8. Schedule fun activities that revolve around moving instead of eating
If you are getting together with some friends, instead of going to a coffee shop, go to the gym together. If you are going to the mall, make it a workout! Wear your sneakers and leave your coat in the car. Make a game of it, power walk around the level you're on 5 times before being allowed to go into a store. When you come out, power walk again, 5 times around, before going into another one. You'll get a great workout and get Christmas presents at the same time!
Go ice skating, rake leaves (and then jump in them!) or just go for a walk as a family! Try to make "moving" fun by doing it with people you love! Start a new tradition, create your own "Turkey Trot" and take a jog with your kids before you have dinner. This is something you can actually coordinate with other families in your area. Although you aren't all eating together, taking a jog as a whole group is super fun!
9. Eat before you go to an event or bring something that you can eat and share.

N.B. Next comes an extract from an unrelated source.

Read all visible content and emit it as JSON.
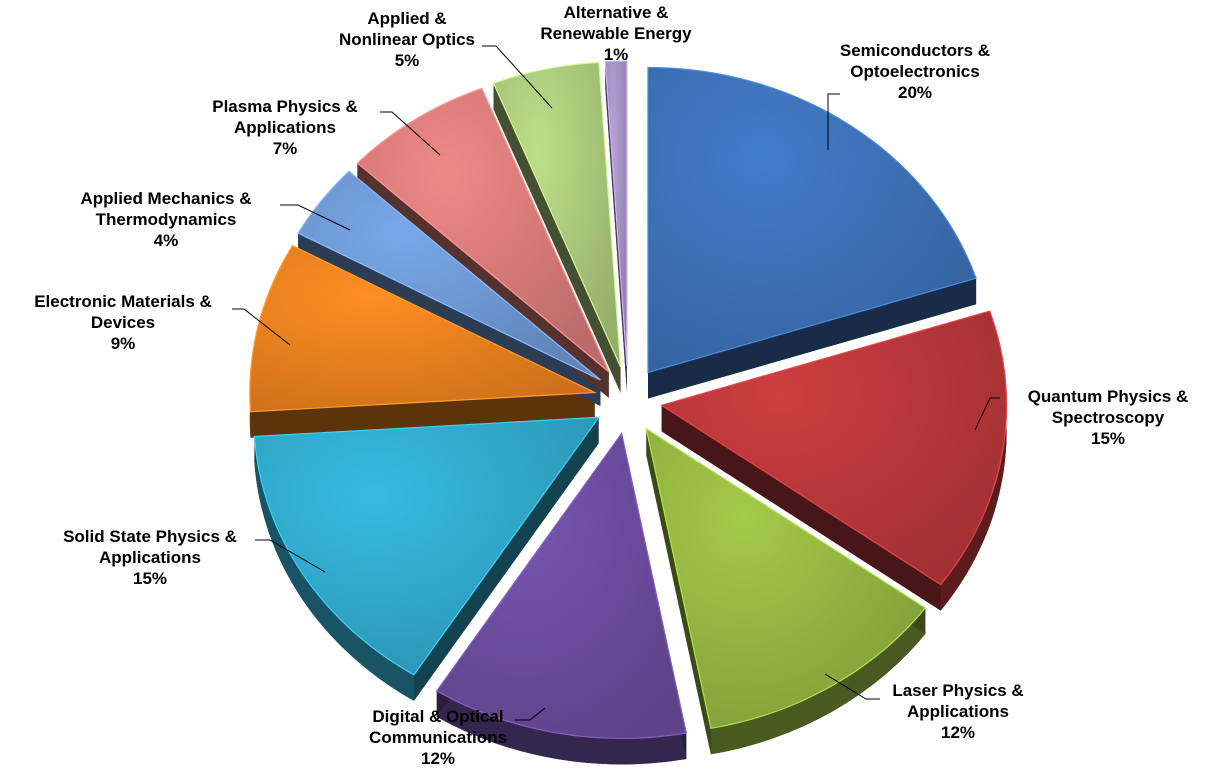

If you are famished when you go to a party, you will end up over eating and eating all of the wrong things. So eat a meal before you go so that you will have the willpower to say no and instead you will be able to enjoy the great conversation. If you want to eat something there, but you know that the food will not be "clean", bring something that you can eat and make enough that you can share.
10. Make your goal maintaining, not losing weight.
This is a very stressful time of year, and adding the pressure of losing weight over the holidays can set you up for failure. A better goal (although this can be difficult too) is to maintain your weight and not gain any. It is unrealistic and undesirable to say you are not going to eat anything fattening over the next 6 weeks. So make your goal maintenance by trying to find a balance between splurging and sliding.
Remember, the holidays are a time to enjoy yourself and although everyone always says that it is about being with your family and friends not the food you eat, I totally understand (and agree) that it is also about baking with your kids and cooking family favorites and eating yummy foods with the ones you love!
So, choose, move and refuse, and you will be able to enjoy all your favorites (in moderation) and not gain weight during the holiday season!
Do you have any favorite holiday treats you have to have?
Do you have any strategies for staying on track during the holiday season?
Which events are you going to splurge at and which will you be good for? I'd love to hear!